Converting variable number of CSV headers into map

onkara · January 14, 2021, 6:53pm

This post builds on the requirements mentioned in a similar post.

I am using NimbleCSV and I am a Elixir n00b

My Use case: Customer uploads CSV with 2 set of headers

fixed and known headers, this one is easy as shown here
additional variable number of headers

I can’t figure how using NimbleCSV can I capture additional variable number of headers and its corresponding columns in either the same map or a different map.

The parsed output I would like to achieve is

[
 %{
  fixed_h1: "val1",
  fixed_h2: "val2",
  fixed_h3: "val3",
  variable_h1: "val4",
  variable_h2: "val5", .....
 }
]

benwilson512 · January 14, 2021, 7:42pm

Hi @onkara, what have you tried so far?

onkara · January 16, 2021, 3:22pm

I think I managed to solve it, but I think there is a more elegant solution out there

defmodule Scratch do
  NimbleCSV.define(MyCSVParser, [])

  # core_cols = %{
  #   date_of_birth: 'DOB',
  #   external_id: 'Plan_Member_ID',
  #   first_name: 'First_Name',
  #   last_name: 'Last_Name',
  #   phone: 'Phone'
  # }
  #
  # custom_col_pos = %{
  #   0 => 'Plan_Member_ID',
  #   1 => 'First_Name',
  #   2 => 'Phone',
  #   3 => 'Last_Name',
  #   4 => 'DOB',
  #   5 => 'HbA1c',
  #   6 => 'Hypertension',
  #   7 => 'Children',
  #   8 => 'Gender', 
  #   9 => 'Pain'
  # }
  def process_csv(file_path, %{} = custom_col_pos, %{} = core_cols) do
    file_path
    |> File.stream!(read_ahead: 1000)
    |> MyCSVParser.parse_stream([{:skip_headers, true}])
    |> Stream.map(fn line ->
      mapped_row =
        line
        |> Enum.with_index()
        |> Enum.reduce(
          %{},
          fn {cell_data, index}, acc ->
            header = Map.fetch!(custom_col_pos, index)
            column_name = if core_cols[header], do: core_cols[header], else: header

            Map.put(acc, column_name, format_col(cell_data))
          end
        )

      IO.inspect(mapped_row, label: "MappedRow")
      # {:ok, date_of_birth} = DateTimeParser.parse_date(dob)
    end)
    |> Stream.run()
  end

  defp format_col(str) do
    str |> :binary.copy() |> Macro.underscore() |> String.downcase()
  end
end

the output is (trimmed)

MappedRow: %{
  :date_of_birth => "1/1/1974",
  :external_id => "120511",
  :first_name => "jane",
  :last_name => "doe",
  :phone => "1112223333",
  'Children' => "n",
  'Gender' => "f",
  'HbA1c' => "6/3",
  'Hypertension' => "y",
  'Pain' => "y"
}

As you can see in the output I need to do some data type specific transformation i.e.

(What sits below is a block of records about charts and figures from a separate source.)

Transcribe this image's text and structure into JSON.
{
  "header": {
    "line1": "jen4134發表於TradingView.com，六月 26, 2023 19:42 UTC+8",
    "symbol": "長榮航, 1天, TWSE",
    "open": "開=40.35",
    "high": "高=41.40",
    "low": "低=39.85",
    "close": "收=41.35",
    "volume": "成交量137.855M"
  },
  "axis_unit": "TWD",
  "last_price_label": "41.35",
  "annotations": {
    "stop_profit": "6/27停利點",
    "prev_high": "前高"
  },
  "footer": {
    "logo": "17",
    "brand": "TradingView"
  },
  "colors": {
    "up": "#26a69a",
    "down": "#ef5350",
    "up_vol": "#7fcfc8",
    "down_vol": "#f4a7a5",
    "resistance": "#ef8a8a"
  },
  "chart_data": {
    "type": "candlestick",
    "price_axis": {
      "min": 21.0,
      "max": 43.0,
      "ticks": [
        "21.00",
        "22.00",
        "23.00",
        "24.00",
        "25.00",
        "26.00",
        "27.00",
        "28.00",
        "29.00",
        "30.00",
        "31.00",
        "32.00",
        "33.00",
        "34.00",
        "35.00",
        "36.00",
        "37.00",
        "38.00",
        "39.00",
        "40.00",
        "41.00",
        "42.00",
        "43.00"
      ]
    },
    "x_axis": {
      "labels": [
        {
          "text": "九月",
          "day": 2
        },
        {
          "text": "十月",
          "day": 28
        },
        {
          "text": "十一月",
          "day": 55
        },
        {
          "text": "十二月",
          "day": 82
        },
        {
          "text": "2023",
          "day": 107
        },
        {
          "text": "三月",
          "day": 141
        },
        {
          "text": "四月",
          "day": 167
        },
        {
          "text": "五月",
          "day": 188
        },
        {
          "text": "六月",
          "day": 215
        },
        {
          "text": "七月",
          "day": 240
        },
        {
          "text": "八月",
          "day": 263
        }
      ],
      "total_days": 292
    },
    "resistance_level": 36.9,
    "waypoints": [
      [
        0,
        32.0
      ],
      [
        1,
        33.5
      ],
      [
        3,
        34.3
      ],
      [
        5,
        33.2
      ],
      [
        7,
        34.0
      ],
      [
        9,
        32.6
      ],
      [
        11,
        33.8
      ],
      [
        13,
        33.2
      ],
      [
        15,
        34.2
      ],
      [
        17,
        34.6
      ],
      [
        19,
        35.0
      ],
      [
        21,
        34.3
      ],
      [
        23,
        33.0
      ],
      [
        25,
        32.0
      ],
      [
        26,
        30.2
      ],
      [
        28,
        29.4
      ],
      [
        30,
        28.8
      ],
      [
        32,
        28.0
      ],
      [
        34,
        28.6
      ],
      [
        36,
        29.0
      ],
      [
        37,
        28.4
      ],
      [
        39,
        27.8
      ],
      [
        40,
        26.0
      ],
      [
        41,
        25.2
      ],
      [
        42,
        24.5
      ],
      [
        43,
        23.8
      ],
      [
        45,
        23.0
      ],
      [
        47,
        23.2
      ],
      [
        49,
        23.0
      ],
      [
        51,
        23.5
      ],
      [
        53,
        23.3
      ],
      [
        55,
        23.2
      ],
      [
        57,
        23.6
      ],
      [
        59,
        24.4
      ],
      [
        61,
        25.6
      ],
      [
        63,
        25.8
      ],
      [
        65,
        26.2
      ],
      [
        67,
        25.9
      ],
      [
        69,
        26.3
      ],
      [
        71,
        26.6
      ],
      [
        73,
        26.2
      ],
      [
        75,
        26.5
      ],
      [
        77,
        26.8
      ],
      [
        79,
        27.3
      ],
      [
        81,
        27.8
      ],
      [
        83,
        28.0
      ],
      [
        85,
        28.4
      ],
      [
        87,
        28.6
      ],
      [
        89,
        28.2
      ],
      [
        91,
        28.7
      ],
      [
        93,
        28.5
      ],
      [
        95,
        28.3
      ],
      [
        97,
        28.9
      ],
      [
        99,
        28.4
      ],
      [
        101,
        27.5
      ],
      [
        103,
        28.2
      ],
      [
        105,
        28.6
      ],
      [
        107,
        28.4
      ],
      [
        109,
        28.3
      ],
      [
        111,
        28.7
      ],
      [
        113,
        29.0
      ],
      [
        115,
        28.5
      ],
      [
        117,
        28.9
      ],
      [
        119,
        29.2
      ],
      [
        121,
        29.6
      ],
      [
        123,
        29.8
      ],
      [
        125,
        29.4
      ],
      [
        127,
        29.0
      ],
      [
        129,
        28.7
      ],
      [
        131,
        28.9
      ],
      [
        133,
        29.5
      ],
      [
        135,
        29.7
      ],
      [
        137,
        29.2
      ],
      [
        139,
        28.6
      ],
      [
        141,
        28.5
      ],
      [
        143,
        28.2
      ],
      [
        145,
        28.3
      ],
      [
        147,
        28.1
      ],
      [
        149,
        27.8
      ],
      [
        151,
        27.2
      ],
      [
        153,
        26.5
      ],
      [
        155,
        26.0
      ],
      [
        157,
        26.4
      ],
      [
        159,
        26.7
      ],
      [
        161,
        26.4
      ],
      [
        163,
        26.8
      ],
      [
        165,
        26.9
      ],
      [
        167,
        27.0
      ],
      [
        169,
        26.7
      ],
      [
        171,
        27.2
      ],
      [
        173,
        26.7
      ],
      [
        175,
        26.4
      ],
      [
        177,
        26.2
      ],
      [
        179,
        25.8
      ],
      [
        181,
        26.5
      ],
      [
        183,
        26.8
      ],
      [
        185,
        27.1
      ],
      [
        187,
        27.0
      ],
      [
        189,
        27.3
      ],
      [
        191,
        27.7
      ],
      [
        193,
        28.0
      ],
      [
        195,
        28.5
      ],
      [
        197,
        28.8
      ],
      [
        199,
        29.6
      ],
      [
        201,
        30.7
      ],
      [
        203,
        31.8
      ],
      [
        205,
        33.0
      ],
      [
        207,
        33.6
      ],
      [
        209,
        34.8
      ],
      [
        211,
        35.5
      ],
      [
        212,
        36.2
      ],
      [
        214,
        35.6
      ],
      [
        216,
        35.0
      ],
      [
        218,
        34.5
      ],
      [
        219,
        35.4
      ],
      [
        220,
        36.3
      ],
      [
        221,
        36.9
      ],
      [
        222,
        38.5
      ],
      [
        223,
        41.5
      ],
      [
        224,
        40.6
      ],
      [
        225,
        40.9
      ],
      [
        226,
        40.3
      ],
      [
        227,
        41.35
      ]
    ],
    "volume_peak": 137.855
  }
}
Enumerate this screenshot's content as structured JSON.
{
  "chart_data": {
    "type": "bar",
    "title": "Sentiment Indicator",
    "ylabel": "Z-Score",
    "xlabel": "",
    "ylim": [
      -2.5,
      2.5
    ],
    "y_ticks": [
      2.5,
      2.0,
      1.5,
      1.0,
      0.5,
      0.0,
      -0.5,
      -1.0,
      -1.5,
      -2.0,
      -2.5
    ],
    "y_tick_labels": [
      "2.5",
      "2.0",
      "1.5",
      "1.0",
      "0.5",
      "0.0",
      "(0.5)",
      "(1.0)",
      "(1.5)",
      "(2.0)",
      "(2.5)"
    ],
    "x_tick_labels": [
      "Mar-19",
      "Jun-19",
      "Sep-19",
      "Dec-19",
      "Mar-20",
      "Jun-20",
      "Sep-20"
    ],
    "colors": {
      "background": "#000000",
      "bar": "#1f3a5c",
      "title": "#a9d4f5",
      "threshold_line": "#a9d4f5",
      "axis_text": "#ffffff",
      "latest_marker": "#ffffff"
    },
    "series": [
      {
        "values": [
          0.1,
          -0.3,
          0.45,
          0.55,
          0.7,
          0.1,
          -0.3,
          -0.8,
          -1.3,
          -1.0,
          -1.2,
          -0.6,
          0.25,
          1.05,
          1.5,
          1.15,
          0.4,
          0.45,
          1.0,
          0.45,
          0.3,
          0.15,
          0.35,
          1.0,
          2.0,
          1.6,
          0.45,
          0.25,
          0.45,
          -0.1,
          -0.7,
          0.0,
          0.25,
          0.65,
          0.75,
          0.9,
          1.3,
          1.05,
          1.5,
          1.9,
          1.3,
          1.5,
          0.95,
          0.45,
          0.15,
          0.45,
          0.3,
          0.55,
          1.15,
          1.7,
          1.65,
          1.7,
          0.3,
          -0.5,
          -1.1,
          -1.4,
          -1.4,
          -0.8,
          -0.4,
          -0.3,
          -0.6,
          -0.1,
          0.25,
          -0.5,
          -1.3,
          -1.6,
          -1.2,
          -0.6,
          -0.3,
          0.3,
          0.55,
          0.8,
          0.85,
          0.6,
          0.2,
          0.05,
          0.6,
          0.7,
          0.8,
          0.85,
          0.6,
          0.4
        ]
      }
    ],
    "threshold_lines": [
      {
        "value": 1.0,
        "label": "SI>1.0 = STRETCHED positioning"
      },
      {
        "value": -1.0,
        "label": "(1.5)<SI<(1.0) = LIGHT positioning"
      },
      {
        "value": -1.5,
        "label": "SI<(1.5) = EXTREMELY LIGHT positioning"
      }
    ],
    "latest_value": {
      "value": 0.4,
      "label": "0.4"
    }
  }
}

HbA1c should be 6.3 not 6/3. So I guess I can use pattern matching on format_col function variants using regular expressions, but not sure if this is the best approach?

fchabouis · February 10, 2022, 11:27am

I used the following code to output a map, whose keys are the column names and values are the row values.

      "a,b,c\n1,2,3\n4,5,6"
      |> NimbleCSV.RFC4180.parse_string(skip_headers: false)
      |> Stream.transform([], fn r, acc ->
        if acc == [] do
          {%{}, r |> Enum.map(fn h -> h |> String.replace_prefix("\uFEFF", "") end)}
        else
          {[Enum.zip(acc, r) |> Enum.into(%{})], acc}
        end
      end)
     |> Enum.to_list()

[%{"a" => "1", "b" => "2", "c" => "3"}, %{"a" => "4", "b" => "5", "c" => "6"}]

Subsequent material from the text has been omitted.